Of course, the opportunity to purchase silk was offered at the end of the tour. Back on the rickshaws we continued to a rattan factory. The rattan factory that we visited was quite small and employed about thirty people most of whom are family members.

Tan Chau Rattan Factory The term factory is somewhat misleading. Most Americans envision factories as large warehouses with assembly lines and automation. This is not the case here at all. Most factories are family owned and the products, whether they are silk, rattan or other specialties, are made by hand or with the help of a manually operated loom.

After visiting the town we boarded small boats for a tour along Tan Chau’s waterways. Nearly all of the communities along the Mekong rely on the river for their livelihood. Fishing is abundant as is rice production. The canals and the tributaries are somewhat similar to Louisiana’s bayous. Tan Chau features floating fish farms, rice factories and you frequently see fisherman casting their nets hoping to catch fresh fish to sell at the market.
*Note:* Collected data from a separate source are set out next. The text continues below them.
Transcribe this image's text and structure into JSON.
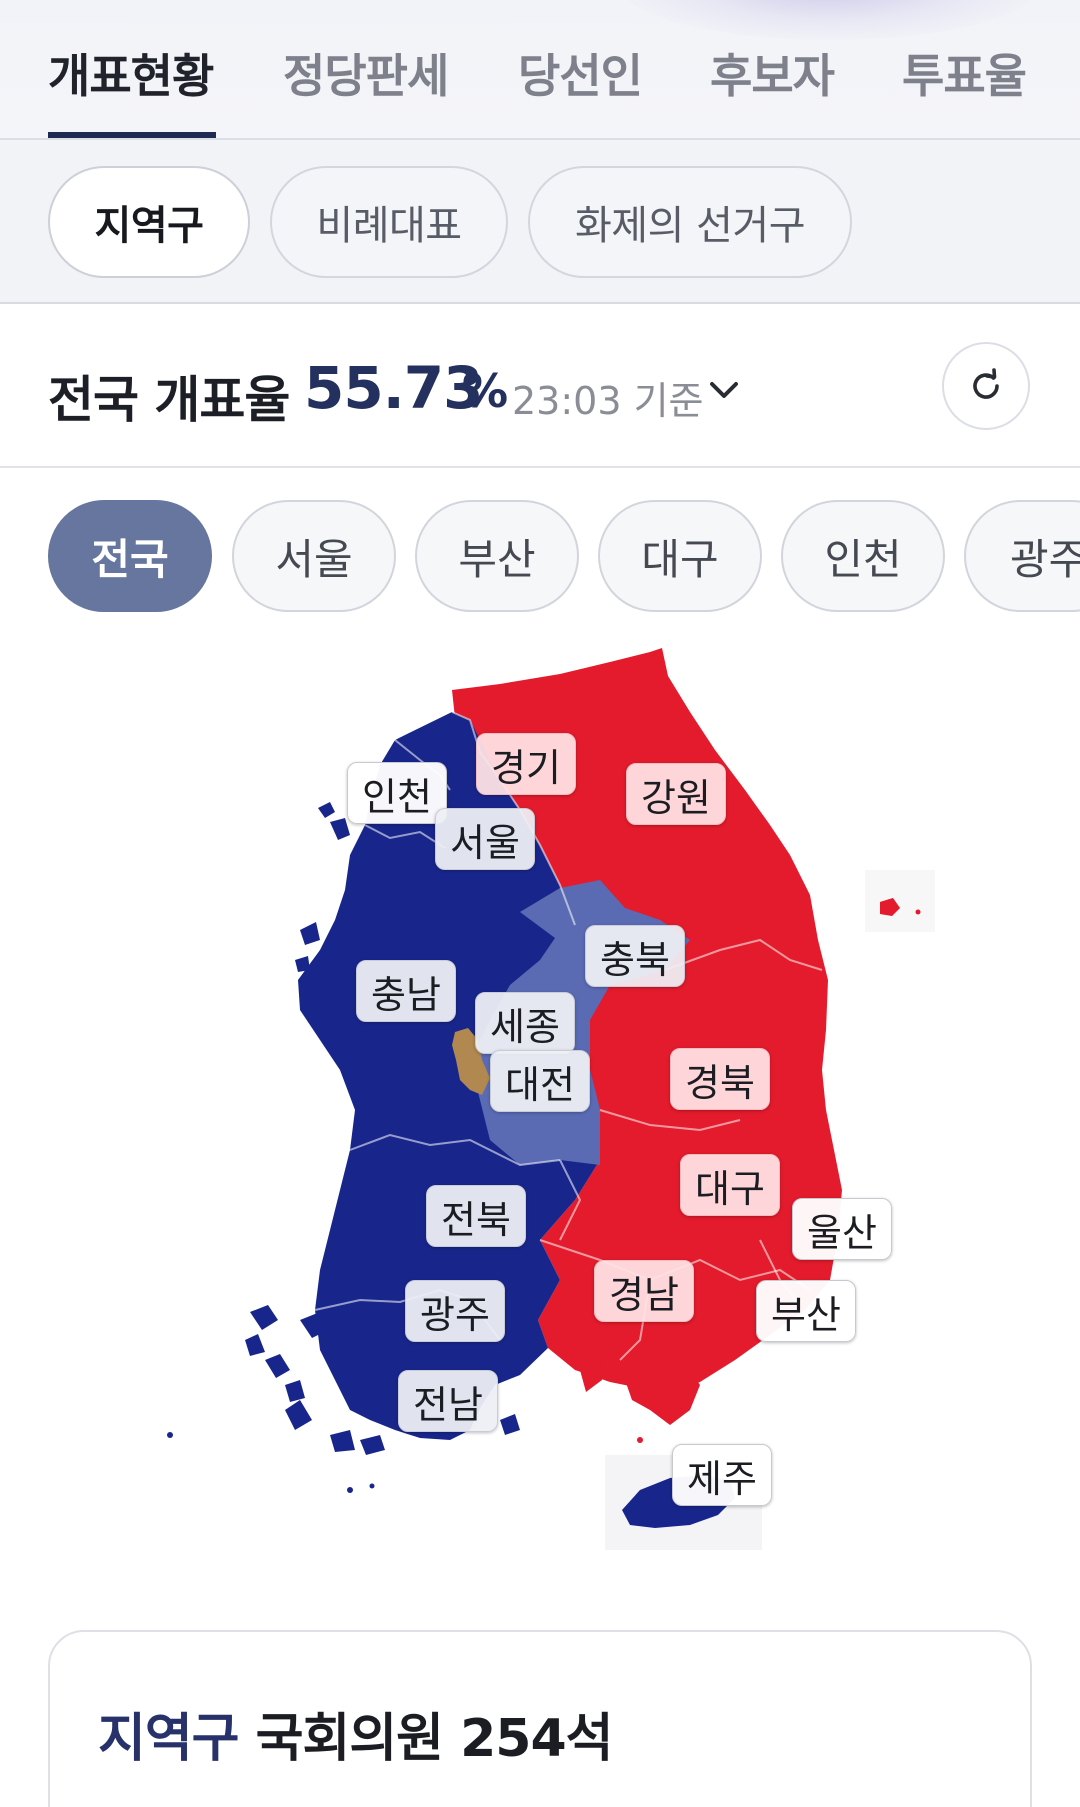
{
  "top_tabs": [
    {
      "label": "개표현황",
      "active": true
    },
    {
      "label": "정당판세",
      "active": false
    },
    {
      "label": "당선인",
      "active": false
    },
    {
      "label": "후보자",
      "active": false
    },
    {
      "label": "투표율",
      "active": false
    }
  ],
  "sub_tabs": [
    {
      "label": "지역구",
      "active": true
    },
    {
      "label": "비례대표",
      "active": false
    },
    {
      "label": "화제의 선거구",
      "active": false
    }
  ],
  "counting": {
    "label": "전국 개표율",
    "value": "55.73",
    "unit": "%",
    "time": "23:03 기준"
  },
  "region_chips": [
    {
      "label": "전국",
      "active": true
    },
    {
      "label": "서울",
      "active": false
    },
    {
      "label": "부산",
      "active": false
    },
    {
      "label": "대구",
      "active": false
    },
    {
      "label": "인천",
      "active": false
    },
    {
      "label": "광주",
      "active": false
    }
  ],
  "map": {
    "colors": {
      "red_party": "#e31b2c",
      "blue_party": "#18268c",
      "swing_light_blue": "#5a6bb4",
      "sejong_gold": "#b08850"
    },
    "regions": [
      {
        "label": "경기",
        "winner": "red_party"
      },
      {
        "label": "강원",
        "winner": "red_party"
      },
      {
        "label": "인천",
        "winner": "blue_party"
      },
      {
        "label": "서울",
        "winner": "blue_party"
      },
      {
        "label": "충북",
        "winner": "swing_light_blue"
      },
      {
        "label": "충남",
        "winner": "blue_party"
      },
      {
        "label": "세종",
        "winner": "swing_light_blue"
      },
      {
        "label": "대전",
        "winner": "swing_light_blue"
      },
      {
        "label": "경북",
        "winner": "red_party"
      },
      {
        "label": "대구",
        "winner": "red_party"
      },
      {
        "label": "울산",
        "winner": "red_party"
      },
      {
        "label": "전북",
        "winner": "blue_party"
      },
      {
        "label": "경남",
        "winner": "red_party"
      },
      {
        "label": "부산",
        "winner": "red_party"
      },
      {
        "label": "광주",
        "winner": "blue_party"
      },
      {
        "label": "전남",
        "winner": "blue_party"
      },
      {
        "label": "제주",
        "winner": "blue_party"
      }
    ]
  },
  "seats_card": {
    "title_accent": "지역구",
    "title_rest": "국회의원 254석"
  }
}
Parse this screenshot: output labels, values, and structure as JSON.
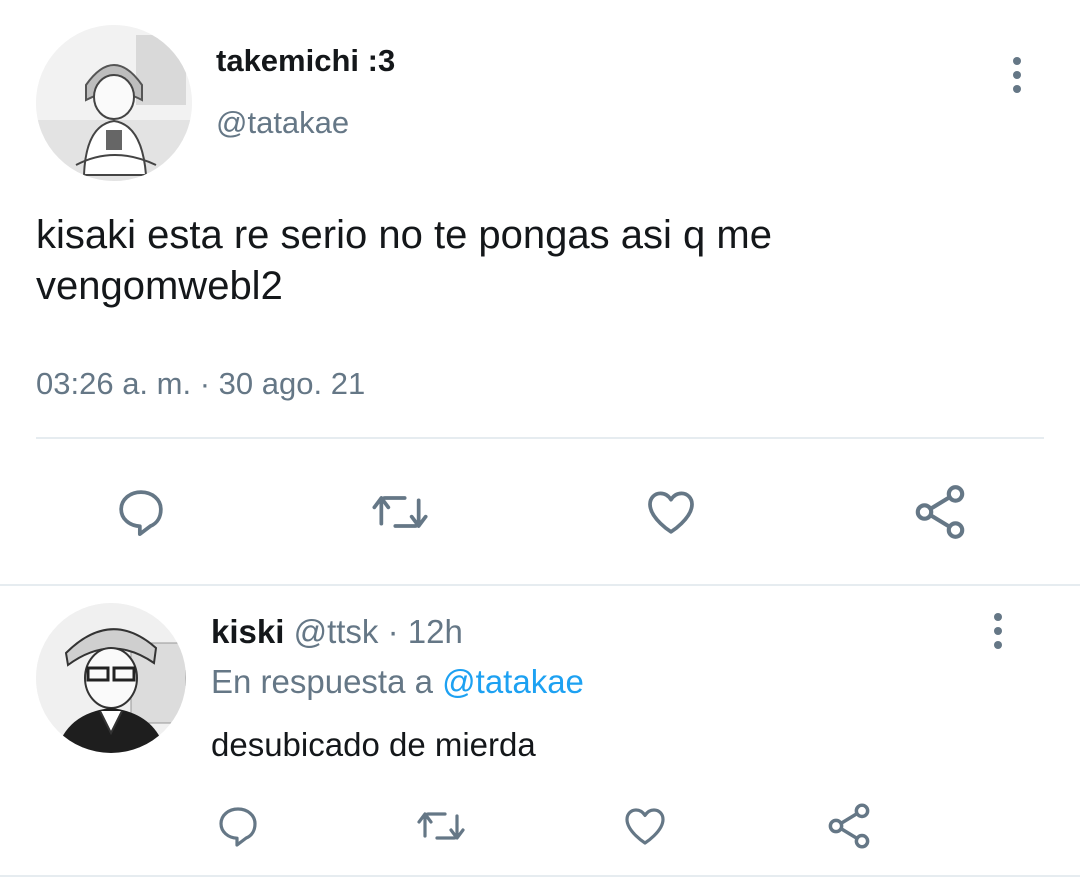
{
  "main_tweet": {
    "display_name": "takemichi :3",
    "handle": "@tatakae",
    "text_line1": "kisaki esta re serio no te pongas asi q me",
    "text_line2": "vengomwebl2",
    "time": "03:26 a. m.",
    "separator": "·",
    "date": "30 ago. 21",
    "actions": [
      "reply-icon",
      "retweet-icon",
      "like-icon",
      "share-icon"
    ]
  },
  "reply_tweet": {
    "display_name": "kiski",
    "handle": "@ttsk",
    "separator": "·",
    "age": "12h",
    "reply_prefix": "En respuesta a",
    "reply_to": "@tatakae",
    "text": "desubicado de mierda",
    "actions": [
      "reply-icon",
      "retweet-icon",
      "like-icon",
      "share-icon"
    ]
  },
  "colors": {
    "text": "#14171a",
    "muted": "#657786",
    "link": "#1da1f2",
    "divider": "#e6ecf0"
  }
}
Market Before heading home our tenders stopped at a small village where we visited the home of one of the families. Throughout the village everyone greeted us with a wave and a “Hello” and the children came up to us to practice their English. The home that we visited had a fairly large living room / dining room area and two bedrooms. It was neat and perhaps a little staged but still gave a glimpse in to the village lifestyle. Five people lived in the house (the parents and three children). On our way back to the tender we were met by the children from the village who sang us the Vietnamese national anthem. We then headed back to the ship for lunch and a relaxing afternoon at the pool.